Os enviados dos Estados Unidos, Steve Witkoff e Jared Kushner, chegaram a Moscou neste sábado (5) com o objetivo de discutir um plano para encerrar o conflito entre Rússia e Ucrânia, que se arrasta há mais de quatro anos. Esta é a primeira vez que os dois atuam como mediadores nesse contexto. Após a passagem por Moscou, está prevista uma visita a Kiev.
A visita ocorre em um momento tenso, pois os aeroportos da capital ucraniana foram alvo de bombardeios russos na madrugada do mesmo dia. O presidente Volodimir Zelensky classificou os ataques como uma tentativa do Kremlin de desestabilizar a visita dos enviados americanos. Em resposta, o governo russo informou que Vladimir Putin deu ordens para que não houvesse ataques a Kiev durante três dias, em razão da missão diplomática.
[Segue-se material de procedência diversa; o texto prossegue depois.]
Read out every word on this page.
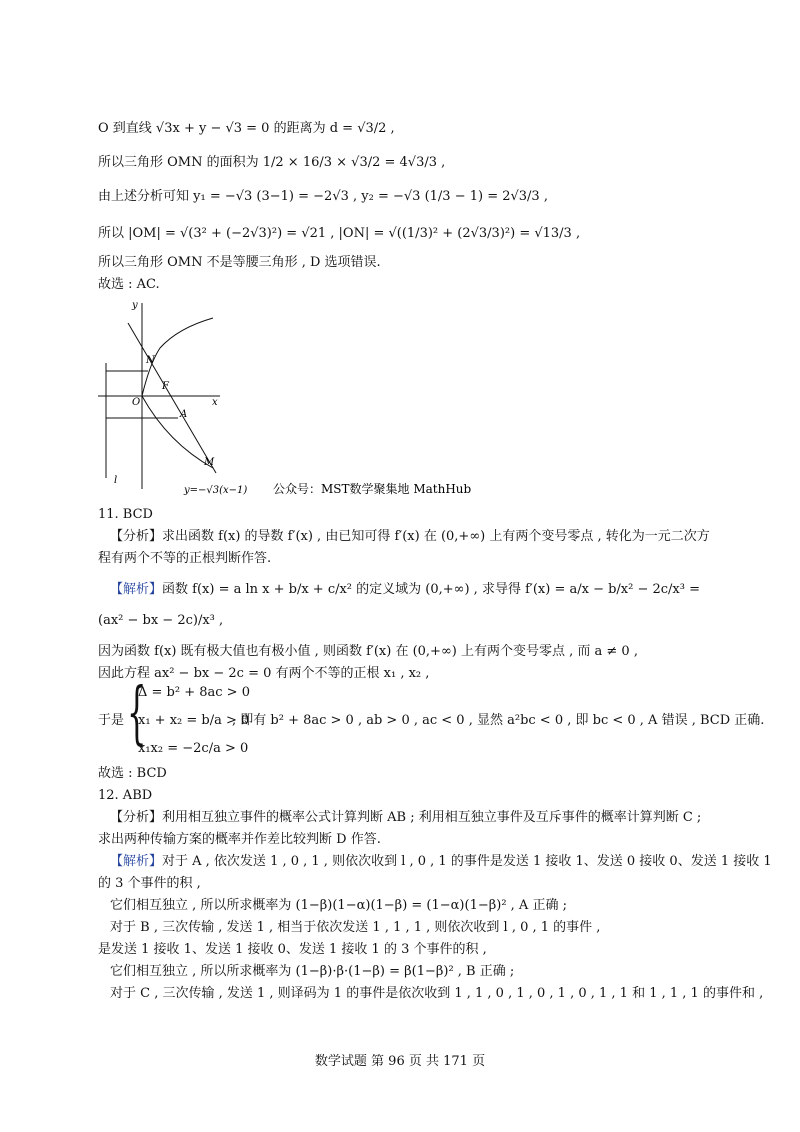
O 到直线 √3x + y − √3 = 0 的距离为 d = √3/2 ,
所以三角形 OMN 的面积为 1/2 × 16/3 × √3/2 = 4√3/3 ,
由上述分析可知 y₁ = −√3 (3−1) = −2√3 , y₂ = −√3 (1/3 − 1) = 2√3/3 ,
所以 |OM| = √(3² + (−2√3)²) = √21 , |ON| = √((1/3)² + (2√3/3)²) = √13/3 ,
所以三角形 OMN 不是等腰三角形 , D 选项错误.
故选 : AC.
y
O	x
N
F
A
M
l
y=−√3(x−1) 公众号：MST数学聚集地 MathHub
11. BCD
【分析】求出函数 f(x) 的导数 f′(x) , 由已知可得 f′(x) 在 (0,+∞) 上有两个变号零点 , 转化为一元二次方
程有两个不等的正根判断作答.
【解析】函数 f(x) = a ln x + b/x + c/x² 的定义域为 (0,+∞) , 求导得 f′(x) = a/x − b/x² − 2c/x³ =
(ax² − bx − 2c)/x³ ,
因为函数 f(x) 既有极大值也有极小值 , 则函数 f′(x) 在 (0,+∞) 上有两个变号零点 , 而 a ≠ 0 ,
因此方程 ax² − bx − 2c = 0 有两个不等的正根 x₁ , x₂ ,
于是 {
Δ = b² + 8ac > 0
x₁ + x₂ = b/a > 0
x₁x₂ = −2c/a > 0
, 即有 b² + 8ac > 0 , ab > 0 , ac < 0 , 显然 a²bc < 0 , 即 bc < 0 , A 错误 , BCD 正确.
故选 : BCD
12. ABD
【分析】利用相互独立事件的概率公式计算判断 AB ; 利用相互独立事件及互斥事件的概率计算判断 C ;
求出两种传输方案的概率并作差比较判断 D 作答.
【解析】对于 A , 依次发送 1 , 0 , 1 , 则依次收到 l , 0 , 1 的事件是发送 1 接收 1、发送 0 接收 0、发送 1 接收 1
的 3 个事件的积 ,
它们相互独立 , 所以所求概率为 (1−β)(1−α)(1−β) = (1−α)(1−β)² , A 正确 ;
对于 B , 三次传输 , 发送 1 , 相当于依次发送 1 , 1 , 1 , 则依次收到 l , 0 , 1 的事件 ,
是发送 1 接收 1、发送 1 接收 0、发送 1 接收 1 的 3 个事件的积 ,
它们相互独立 , 所以所求概率为 (1−β)·β·(1−β) = β(1−β)² , B 正确 ;
对于 C , 三次传输 , 发送 1 , 则译码为 1 的事件是依次收到 1 , 1 , 0 , 1 , 0 , 1 , 0 , 1 , 1 和 1 , 1 , 1 的事件和 ,
数学试题 第 96 页 共 171 页
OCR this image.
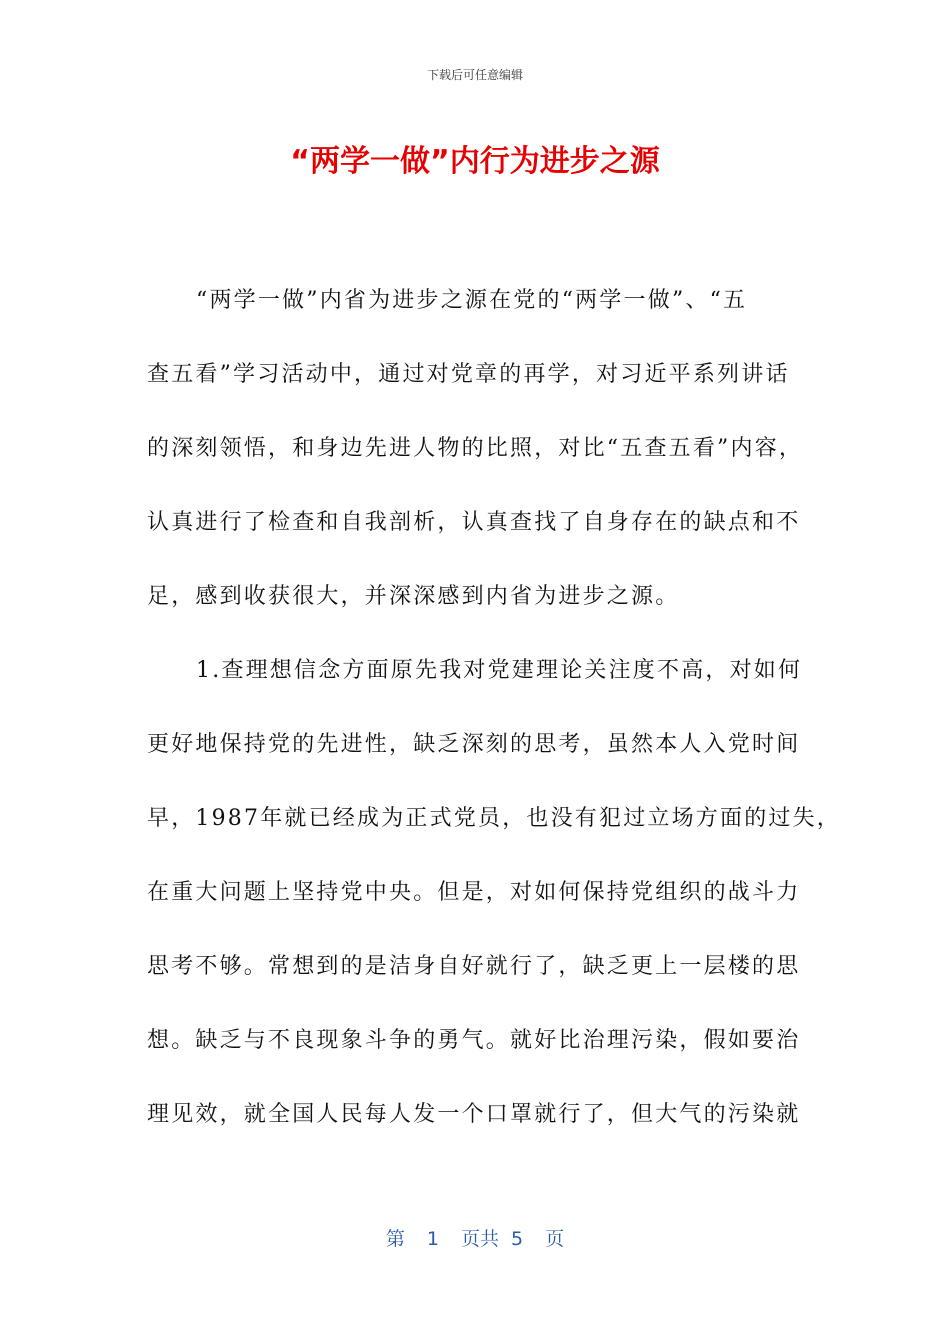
下载后可任意编辑
“两学一做”内行为进步之源
“两学一做”内省为进步之源在党的“两学一做”、“五
查五看”学习活动中，通过对党章的再学，对习近平系列讲话
的深刻领悟，和身边先进人物的比照，对比“五查五看”内容，
认真进行了检查和自我剖析，认真查找了自身存在的缺点和不
足，感到收获很大，并深深感到内省为进步之源。
1.查理想信念方面原先我对党建理论关注度不高，对如何
更好地保持党的先进性，缺乏深刻的思考，虽然本人入党时间
早，1987年就已经成为正式党员，也没有犯过立场方面的过失，
在重大问题上坚持党中央。但是，对如何保持党组织的战斗力
思考不够。常想到的是洁身自好就行了，缺乏更上一层楼的思
想。缺乏与不良现象斗争的勇气。就好比治理污染，假如要治
理见效，就全国人民每人发一个口罩就行了，但大气的污染就
第 1 页共 5 页
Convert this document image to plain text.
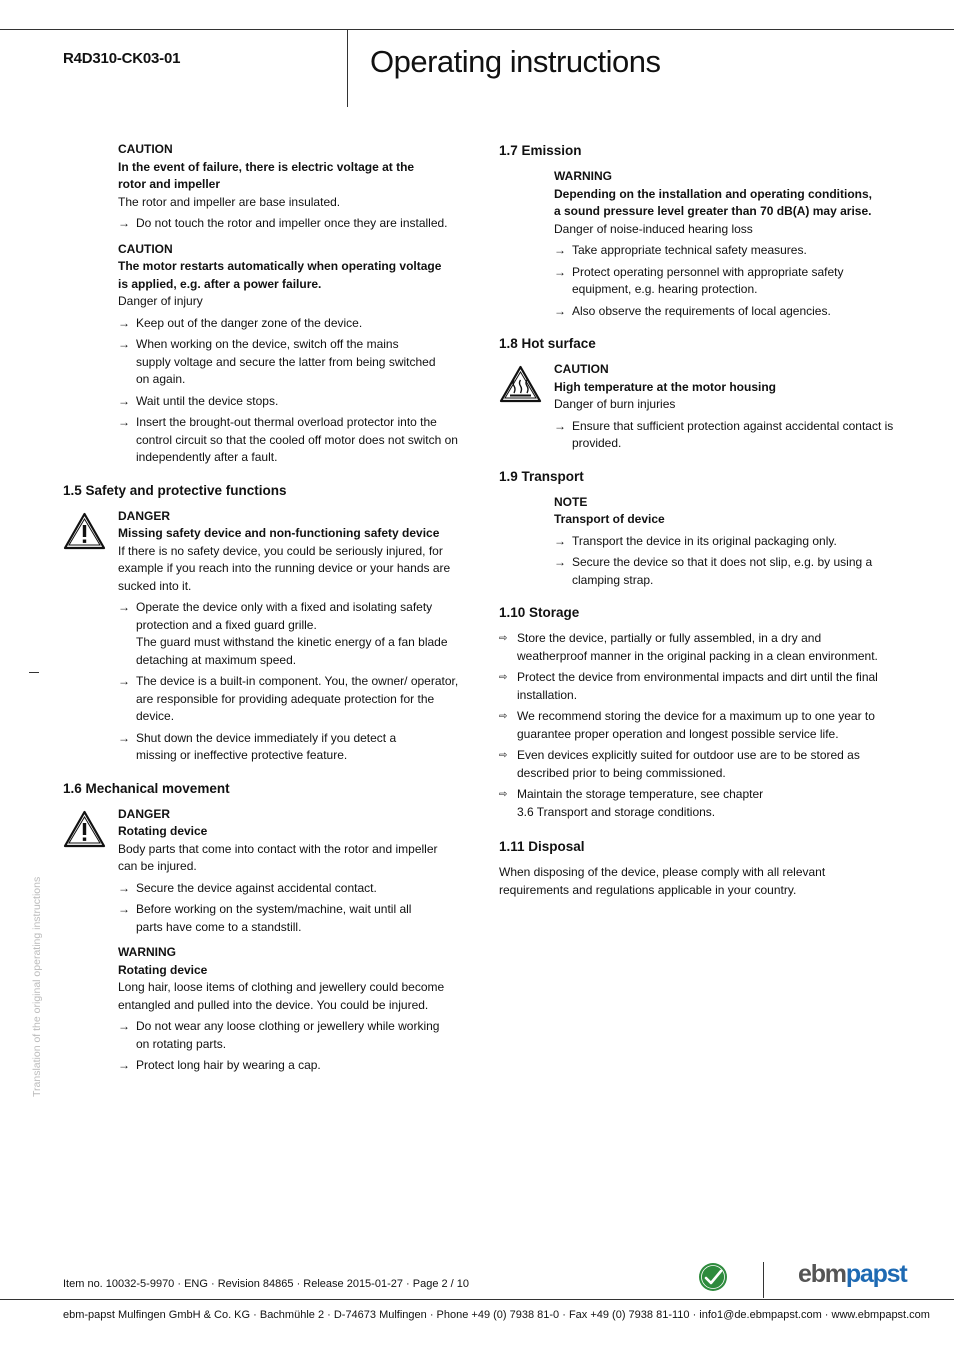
R4D310-CK03-01	Operating instructions
CAUTION
In the event of failure, there is electric voltage at the rotor and impeller
The rotor and impeller are base insulated.
→ Do not touch the rotor and impeller once they are installed.
CAUTION
The motor restarts automatically when operating voltage is applied, e.g. after a power failure.
Danger of injury
→ Keep out of the danger zone of the device.
→ When working on the device, switch off the mains supply voltage and secure the latter from being switched on again.
→ Wait until the device stops.
→ Insert the brought-out thermal overload protector into the control circuit so that the cooled off motor does not switch on independently after a fault.
1.5 Safety and protective functions
DANGER
Missing safety device and non-functioning safety device
If there is no safety device, you could be seriously injured, for example if you reach into the running device or your hands are sucked into it.
→ Operate the device only with a fixed and isolating safety protection and a fixed guard grille.
The guard must withstand the kinetic energy of a fan blade detaching at maximum speed.
→ The device is a built-in component. You, the owner/ operator, are responsible for providing adequate protection for the device.
→ Shut down the device immediately if you detect a missing or ineffective protective feature.
1.6 Mechanical movement
DANGER
Rotating device
Body parts that come into contact with the rotor and impeller can be injured.
→ Secure the device against accidental contact.
→ Before working on the system/machine, wait until all parts have come to a standstill.
WARNING
Rotating device
Long hair, loose items of clothing and jewellery could become entangled and pulled into the device. You could be injured.
→ Do not wear any loose clothing or jewellery while working on rotating parts.
→ Protect long hair by wearing a cap.
1.7 Emission
WARNING
Depending on the installation and operating conditions, a sound pressure level greater than 70 dB(A) may arise.
Danger of noise-induced hearing loss
→ Take appropriate technical safety measures.
→ Protect operating personnel with appropriate safety equipment, e.g. hearing protection.
→ Also observe the requirements of local agencies.
1.8 Hot surface
CAUTION
High temperature at the motor housing
Danger of burn injuries
→ Ensure that sufficient protection against accidental contact is provided.
1.9 Transport
NOTE
Transport of device
→ Transport the device in its original packaging only.
→ Secure the device so that it does not slip, e.g. by using a clamping strap.
1.10 Storage
⇨ Store the device, partially or fully assembled, in a dry and weatherproof manner in the original packing in a clean environment.
⇨ Protect the device from environmental impacts and dirt until the final installation.
⇨ We recommend storing the device for a maximum up to one year to guarantee proper operation and longest possible service life.
⇨ Even devices explicitly suited for outdoor use are to be stored as described prior to being commissioned.
⇨ Maintain the storage temperature, see chapter 3.6 Transport and storage conditions.
1.11 Disposal
When disposing of the device, please comply with all relevant requirements and regulations applicable in your country.
Translation of the original operating instructions
Item no. 10032-5-9970 · ENG · Revision 84865 · Release 2015-01-27 · Page 2 / 10	ebmpapst
ebm-papst Mulfingen GmbH & Co. KG · Bachmühle 2 · D-74673 Mulfingen · Phone +49 (0) 7938 81-0 · Fax +49 (0) 7938 81-110 · info1@de.ebmpapst.com · www.ebmpapst.com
Witkoff e Kushner aterrissaram no aeroporto de Vnukovo às 13h00 locais (07h00 no horário de Brasília), onde foram recebidos por Kirill Dmitriev, representante russo para assuntos econômicos. Desde que retornou à Casa Branca no início de 2025, o presidente Donald Trump tem promovido negociações para tentar resolver o conflito, considerado o mais letal na Europa desde a Segunda Guerra Mundial.
No entanto, até o momento, as tentativas de mediação não resultaram em avanços significativos, especialmente em um cenário de intensificação de ataques por parte da Rússia e retaliações ucranianas. Trump mencionou que os enviados levam uma proposta para acabar com a guerra, afirmando que há uma boa possibilidade de sucesso nas negociações.
O presidente dos EUA atribuiu a origem do conflito, que começou em fevereiro de 2022 com uma grande ofensiva russa, a um “problema de personalidade” entre Zelensky e Putin. Na semana anterior, a visita do diretor da CIA, John Ratcliffe, a Moscou, gerou especulações sobre a intenção da reunião com os serviços de inteligência russos, embora Trump tenha classificado sua passagem como “semi rotineira”.
A nova iniciativa diplomática surge em um momento em que a troca de mísseis e drones entre Rússia e Ucrânia se intensifica. Zelensky afirmou que os ataques aos aeroportos são uma reação clara às preparações para a visita dos representantes americanos. Em um contexto de crescente tensão, ele também enfatizou que não há ameaça à diplomacia por parte da Ucrânia.